Don Lusk – Appendix

Don Lusk the actor. A career he chose not to follow.

Here’s a brief, front-end-loaded, bio of Don Lusk.

Born October 28, 1913, Don grew up in Glendale, CA. At age 19, he first set out to become an actor. But finding that road almost impossible, he soon decided he wanted to follow the graphic arts and hopefully still be able to find a career in the motion picture business. So, he enrolled in Chouinard Art Institute1, and took classes in set and costume design.

Upon graduation, he spent weeks looking for work, only to find that all the studios were laying off people – not hiring.

Don had already given up hope. But one day he happened to be driving on Hyperion Blvd., on his was home, when he saw a sign on a building that said “Mickey Mouse and Silly Symphonies”. He stopped, went inside, showed his portfolio, and ended getting hired by Walt Disney Productions.

That was in 1933. Still 19 years old, he was one of the youngest employees at the cartoon studio. Like so many newbies, he found himself starting out as an “in-betweener”2, then assisting, and then, rather quickly, animating. All within a span of two years after he was hired.

When production began on Snow White, Don was a star in Animation Director Eric Larson’s unit, animating squirrels, rabbits, deer and anything else with fur and four legs. “I was the little animals guy”, Don says. But that wasn’t all he did. When the production staff on the feature ramped up, Don moved across the street to train new groups of in-betweeners2. It wasn’t the job he most wanted, but at Disney in the thirties, his artists pitched in wherever they were needed. But Don returned to animation after Snow White wrapped – again working with Eric Larson, and working again on small creatures. But this time he was one of the main animators for Cleo on Pinnochio, which led to Don heading up the animation unit that created the whirling fish in the Nutcracker Suite portion of Fantasia.

While it appeared that Don was set for a long career with Disney Studios, he was one of the staff who walked the picket line during the Disney strike in 1941. When he returned to Disney, after his war time service in the Marine Corps, he found that the choice of animation assignment had dried up considerably.

He was ultimately laid off from the studio in 1960, but he soon found a home at Hannah-Barberra Studios and then moved on and spent the next thirty years directing and animating on features, TV series and specials, before finally retiring at the age of 80 in 1993.

To learn more about Don’s incredible career and his long list of credits as an animator and director, see the Don Lusk IMDB Filmography.
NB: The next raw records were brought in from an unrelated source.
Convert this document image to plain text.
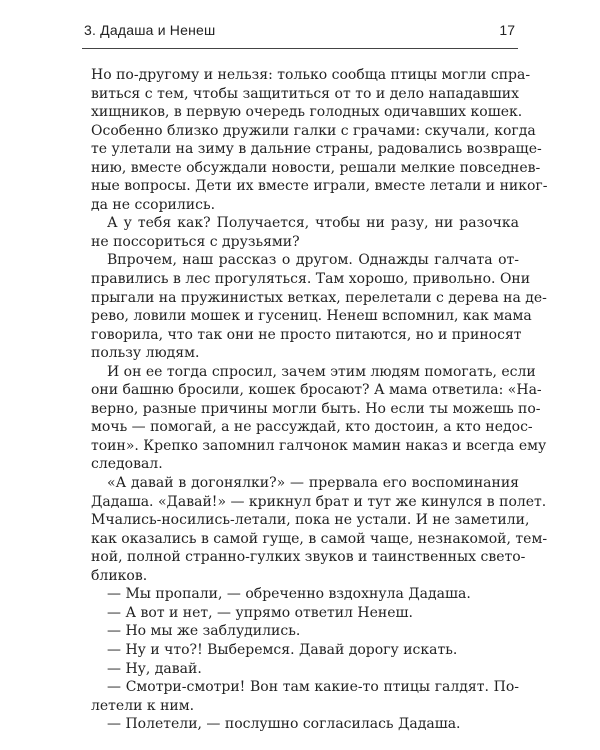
3. Дадаша и Ненеш	17
Но по-другому и нельзя: только сообща птицы могли спра-
виться с тем, чтобы защититься от то и дело нападавших
хищников, в первую очередь голодных одичавших кошек.
Особенно близко дружили галки с грачами: скучали, когда
те улетали на зиму в дальние страны, радовались возвраще-
нию, вместе обсуждали новости, решали мелкие повседнев-
ные вопросы. Дети их вместе играли, вместе летали и никог-
да не ссорились.
А у тебя как? Получается, чтобы ни разу, ни разочка
не поссориться с друзьями?
Впрочем, наш рассказ о другом. Однажды галчата от-
правились в лес прогуляться. Там хорошо, привольно. Они
прыгали на пружинистых ветках, перелетали с дерева на де-
рево, ловили мошек и гусениц. Ненеш вспомнил, как мама
говорила, что так они не просто питаются, но и приносят
пользу людям.
И он ее тогда спросил, зачем этим людям помогать, если
они башню бросили, кошек бросают? А мама ответила: «На-
верно, разные причины могли быть. Но если ты можешь по-
мочь — помогай, а не рассуждай, кто достоин, а кто недос-
тоин». Крепко запомнил галчонок мамин наказ и всегда ему
следовал.
«А давай в догонялки?» — прервала его воспоминания
Дадаша. «Давай!» — крикнул брат и тут же кинулся в полет.
Мчались-носились-летали, пока не устали. И не заметили,
как оказались в самой гуще, в самой чаще, незнакомой, тем-
ной, полной странно-гулких звуков и таинственных свето-
бликов.
— Мы пропали, — обреченно вздохнула Дадаша.
— А вот и нет, — упрямо ответил Ненеш.
— Но мы же заблудились.
— Ну и что?! Выберемся. Давай дорогу искать.
— Ну, давай.
— Смотри-смотри! Вон там какие-то птицы галдят. По-
летели к ним.
— Полетели, — послушно согласилась Дадаша.
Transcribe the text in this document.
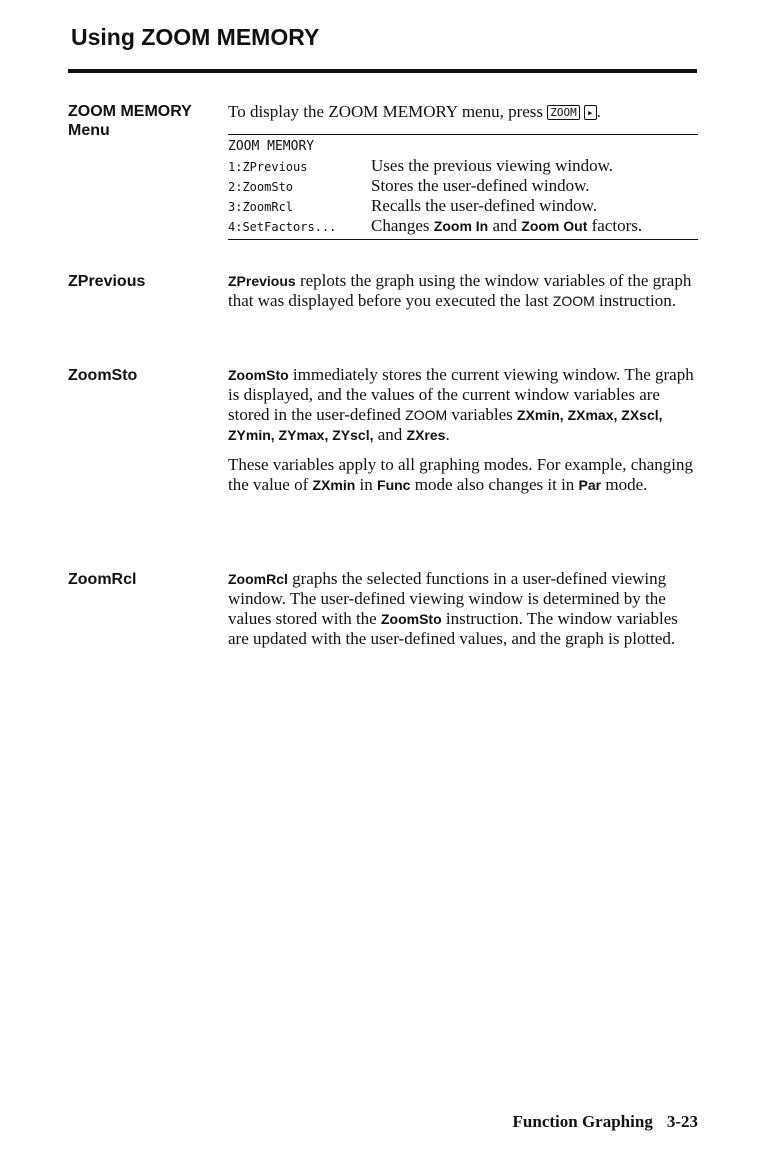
Using ZOOM MEMORY
ZOOM MEMORY
Menu
To display the ZOOM MEMORY menu, press ZOOM ▸ .
ZOOM MEMORY
1:ZPrevious	Uses the previous viewing window.
2:ZoomSto	Stores the user-defined window.
3:ZoomRcl	Recalls the user-defined window.
4:SetFactors...	Changes Zoom In and Zoom Out factors.
ZPrevious	ZPrevious replots the graph using the window variables of the graph that was displayed before you executed the last ZOOM instruction.

ZoomSto	ZoomSto immediately stores the current viewing window. The graph is displayed, and the values of the current window variables are stored in the user-defined ZOOM variables ZXmin, ZXmax, ZXscl, ZYmin, ZYmax, ZYscl, and ZXres.

These variables apply to all graphing modes. For example, changing the value of ZXmin in Func mode also changes it in Par mode.

ZoomRcl	ZoomRcl graphs the selected functions in a user-defined viewing window. The user-defined viewing window is determined by the values stored with the ZoomSto instruction. The window variables are updated with the user-defined values, and the graph is plotted.

Function Graphing 3-23
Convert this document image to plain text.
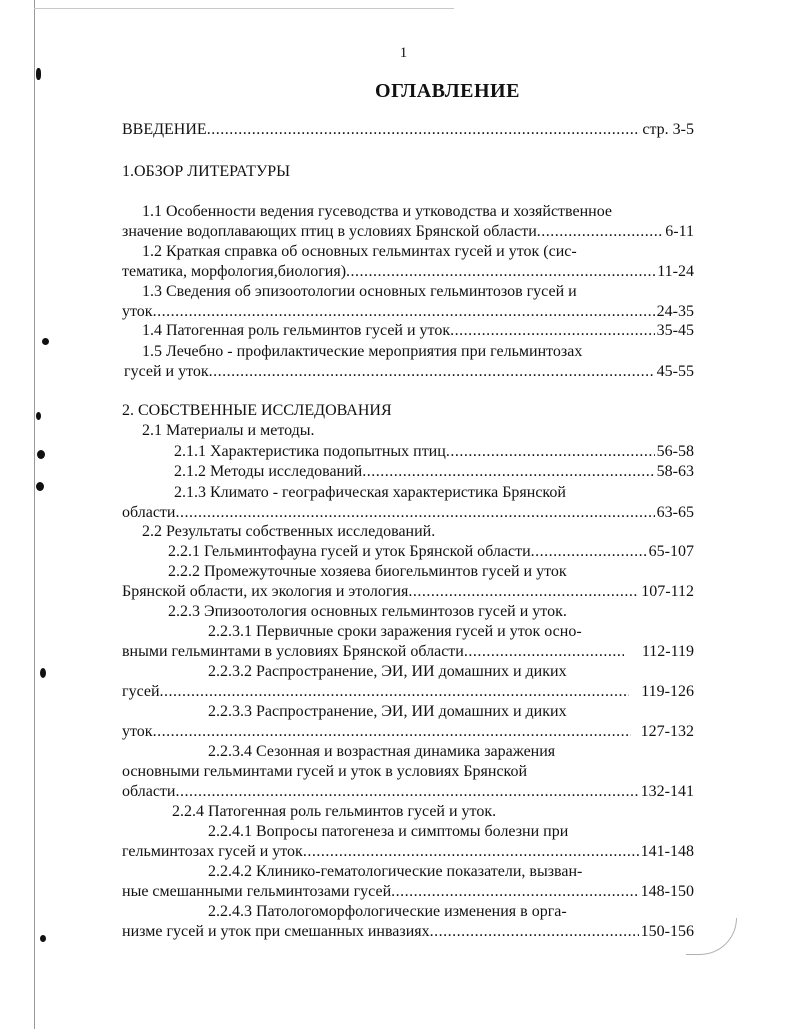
1
ОГЛАВЛЕНИЕ
ВВЕДЕНИЕ .....	стр. 3-5
1.ОБЗОР ЛИТЕРАТУРЫ
1.1 Особенности ведения гусеводства и утководства и хозяйственное
значение водоплавающих птиц в условиях Брянской области .....	6-11
1.2 Краткая справка об основных гельминтах гусей и уток (сис-
тематика, морфология,биология) .....	11-24
1.3 Сведения об эпизоотологии основных гельминтозов гусей и
уток .....	24-35
1.4 Патогенная роль гельминтов гусей и уток .....	35-45
1.5 Лечебно - профилактические мероприятия при гельминтозах
гусей и уток .....	45-55
2. СОБСТВЕННЫЕ ИССЛЕДОВАНИЯ
2.1 Материалы и методы.
2.1.1 Характеристика подопытных птиц .....	56-58
2.1.2 Методы исследований .....	58-63
2.1.3 Климато - географическая характеристика Брянской
области .....	63-65
2.2 Результаты собственных исследований.
2.2.1 Гельминтофауна гусей и уток Брянской области .....	65-107
2.2.2 Промежуточные хозяева биогельминтов гусей и уток
Брянской области, их экология и этология .....	107-112
2.2.3 Эпизоотология основных гельминтозов гусей и уток.
2.2.3.1 Первичные сроки заражения гусей и уток осно-
вными гельминтами в условиях Брянской области .....	112-119
2.2.3.2 Распространение, ЭИ, ИИ домашних и диких
гусей .....	119-126
2.2.3.3 Распространение, ЭИ, ИИ домашних и диких
уток .....	127-132
2.2.3.4 Сезонная и возрастная динамика заражения
основными гельминтами гусей и уток в условиях Брянской
области .....	132-141
2.2.4 Патогенная роль гельминтов гусей и уток.
2.2.4.1 Вопросы патогенеза и симптомы болезни при
гельминтозах гусей и уток .....	141-148
2.2.4.2 Клинико-гематологические показатели, вызван-
ные смешанными гельминтозами гусей .....	148-150
2.2.4.3 Патологоморфологические изменения в орга-
низме гусей и уток при смешанных инвазиях .....	150-156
1. The Chouinard Art Institute was a professional art school founded in 1921 by Nelbert Murphy Chouinard in Los Angeles, California. In 1961, Walt and Roy Disney guided the merger of the Chouinard Art Institute and the Los Angeles Conservatory of Music to establish the California Institute of the Arts. source: Wikipedia

2. In-betweeners follow the animators’ key frames by adding more drawings between , tracing the animators’ work, but making slight adjustments to smooth out the action and the timing.